ここまで考えて分かったことが二つあります。
一つは、「才能」に拘らず、現実をみてすっぱりと「才能」をあきらめると、視野が開けるだろうということ。「才能」にもいろいろあります。それは今回考えるきっかけになったやまけんさんも、いわれていることです。私の両親はいろいろな才能のうちの一種類を評価しており、私はそこに当てはまっていなかった。誰かに評価される「才能」があることを証明するために生きるより、誰に評価されなくても自分が好きなことを続けていくほうが幸せです。

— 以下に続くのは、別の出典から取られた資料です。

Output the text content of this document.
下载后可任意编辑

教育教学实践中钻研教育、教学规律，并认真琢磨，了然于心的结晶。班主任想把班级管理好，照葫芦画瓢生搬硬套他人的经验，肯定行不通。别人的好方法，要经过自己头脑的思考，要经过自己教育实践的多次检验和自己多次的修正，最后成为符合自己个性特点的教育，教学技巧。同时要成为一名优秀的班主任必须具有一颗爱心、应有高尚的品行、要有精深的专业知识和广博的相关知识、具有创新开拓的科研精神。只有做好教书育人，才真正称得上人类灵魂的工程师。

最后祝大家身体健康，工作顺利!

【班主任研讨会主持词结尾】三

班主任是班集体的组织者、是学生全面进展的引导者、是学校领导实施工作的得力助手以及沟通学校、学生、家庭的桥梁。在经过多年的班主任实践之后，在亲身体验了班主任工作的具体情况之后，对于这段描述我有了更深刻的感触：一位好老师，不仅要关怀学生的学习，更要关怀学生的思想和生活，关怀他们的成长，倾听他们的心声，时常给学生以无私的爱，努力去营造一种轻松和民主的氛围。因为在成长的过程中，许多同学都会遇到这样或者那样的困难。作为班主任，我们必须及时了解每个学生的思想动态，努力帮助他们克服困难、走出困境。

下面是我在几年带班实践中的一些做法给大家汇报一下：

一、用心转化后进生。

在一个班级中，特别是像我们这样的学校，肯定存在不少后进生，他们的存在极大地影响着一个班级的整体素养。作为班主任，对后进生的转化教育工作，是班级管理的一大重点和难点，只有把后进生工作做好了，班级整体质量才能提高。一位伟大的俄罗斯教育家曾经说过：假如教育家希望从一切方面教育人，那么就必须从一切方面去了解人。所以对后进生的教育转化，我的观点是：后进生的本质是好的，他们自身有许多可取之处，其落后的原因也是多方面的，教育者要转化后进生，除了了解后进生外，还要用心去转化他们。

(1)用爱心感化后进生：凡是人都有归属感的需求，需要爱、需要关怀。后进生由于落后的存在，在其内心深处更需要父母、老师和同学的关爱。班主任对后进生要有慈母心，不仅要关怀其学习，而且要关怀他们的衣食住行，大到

二つ目は、両親の音楽や芸術への評価の軸が、あまり現代的とはいえないということです。どちらかというと近代的、あるいは保守的、封建的とさえいえるかもしれません。すべての人が現代的な芸術観を持っている必要はないですし、現代的なものが前時代的なものに対して優れているとも思いません。しかし、私たちが生きているのは現代なので、実家を一歩でれば現代的な芸術観を持っている人はたくさんいます。 私はグレン・グールドも好きで聞きますが、これを実家でいうと、やっぱりこの子は聴くものもセンスないわね、という空気になるのですが、実家を一歩出たらグレン・グールドいいよね!という人はたくさんいます。現代的芸術観を持っていることは、センスのなさとは無関係です。 さらにいえば、最近気づいたのですが私の実家の家族は、芸術観以外もわりと保守的かもしれません。(父は家事はなにもできない、ただしあそこを掃除しろなど指示はしてくる。母は文句をいいながらも改善してほしいわけではなく、文句をいいながら寄り添うことが結婚した自分の人生として最善と考えている。妹は両親にとって可愛く、役に立ち(ご飯をつくるのがうまいのです)、癒しの存在となっている。)この中で私は大学進学と同時に実家を出てから、ほとんど実家には寄り付きませんでした。もちろん一年に数回かは帰りますし、大切にしてもらっているし愛情も感じますが、なんとなくずっと実家をベースに生活することに違和感があります。 つまり、今このノートに書いているモヤモヤは、「私は実家の価値観と合わない」、ただそれだけのこととして片づけることもできます。
とにかく、私のストッパーは、正統派であろうとすることだとわかりました。正統派という外からの枠にあてはまるように生きていくのはしんどいですし、正統派だけが価値あるわけではありません。 ストッパーに気づけたので、意識して外していきます。